Flexibility and agility, however, are not limited to your organisation or to the people who work in it. It’s something that you must also apply to yourself. This has always been the case, but now more than ever. Leaders and managers are fond of imposing organizational change on everyone but themselves. This can no longer be the case. If the organisation is to be flexible, then so must be those whose job it is to run it. And that’s because it’s their decisions that determine what everyone else will do.

The more controls they put in place, the more that those below them will also implement. It won’t take long before everyone is trying to control everything, and flexibility will be entirely lost.


Flexibility means more opportunities

It’s worth remembering that the goal isn’t a flexible organisation just for the sake of having one. Instead, its purpose is to create more opportunities.


How does that work?

As we’ve seen already, it promotes innovation. The more new things people create, the more opportunities they see as a result. For instance, the internal combustion engine was originally created to power cars. Henry Ford, with the help of his wife, is known to have fed petrol into a small carburetor on his kitchen table as he developed that technology. Nowadays, those engines are used more than any other throughout the world; not just for petrol engines, but also in diesel, gas-turbines, and rocket-propulsion. In other words, one small invention create an untold number of opportunities elsewhere. You never know where it’s going to lead.

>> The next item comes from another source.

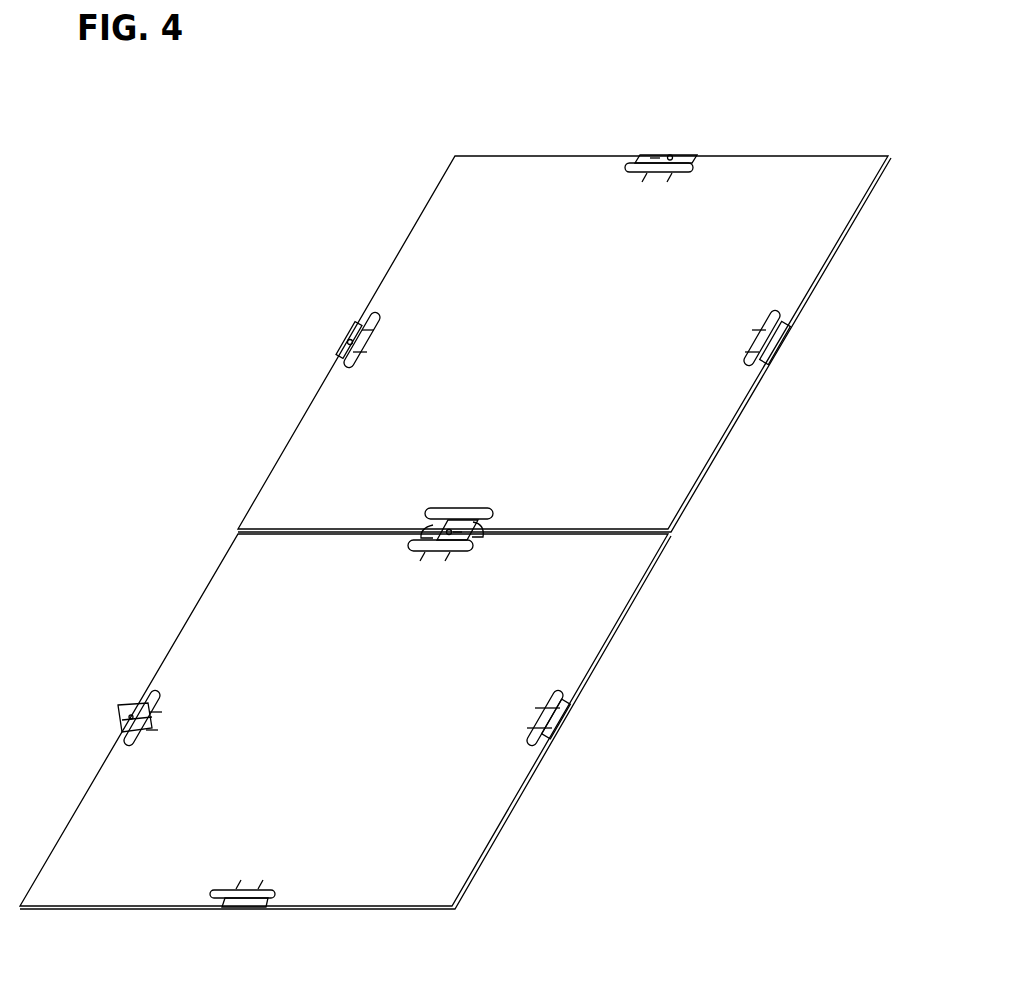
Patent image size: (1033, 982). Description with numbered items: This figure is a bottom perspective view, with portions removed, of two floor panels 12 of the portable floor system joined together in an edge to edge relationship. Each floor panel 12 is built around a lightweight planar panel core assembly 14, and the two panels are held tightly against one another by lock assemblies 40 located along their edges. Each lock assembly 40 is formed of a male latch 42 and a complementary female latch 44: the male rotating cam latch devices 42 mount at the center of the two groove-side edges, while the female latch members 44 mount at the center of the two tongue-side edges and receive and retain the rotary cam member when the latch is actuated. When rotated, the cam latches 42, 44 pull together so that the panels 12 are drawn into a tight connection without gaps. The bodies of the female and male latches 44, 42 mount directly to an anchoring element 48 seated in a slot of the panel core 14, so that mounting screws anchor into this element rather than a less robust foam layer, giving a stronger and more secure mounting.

Opportunities aren’t limited to technology. They also apply to people. Not just in the jobs that are created, but also in the skills that are needed to take advantage of them. And that means that people need your support to go after them. It’s an own goal if people feel less supported by you as flexibility becomes more widespread.

It’s a curious thing, but the word opportunity, according to is synonymous with the word freedom - a topic touched on earlier in this article.

When you create an organisation that’s truly flexible, you also open the door to untold opportunities, not only for your business, but for those who work in it.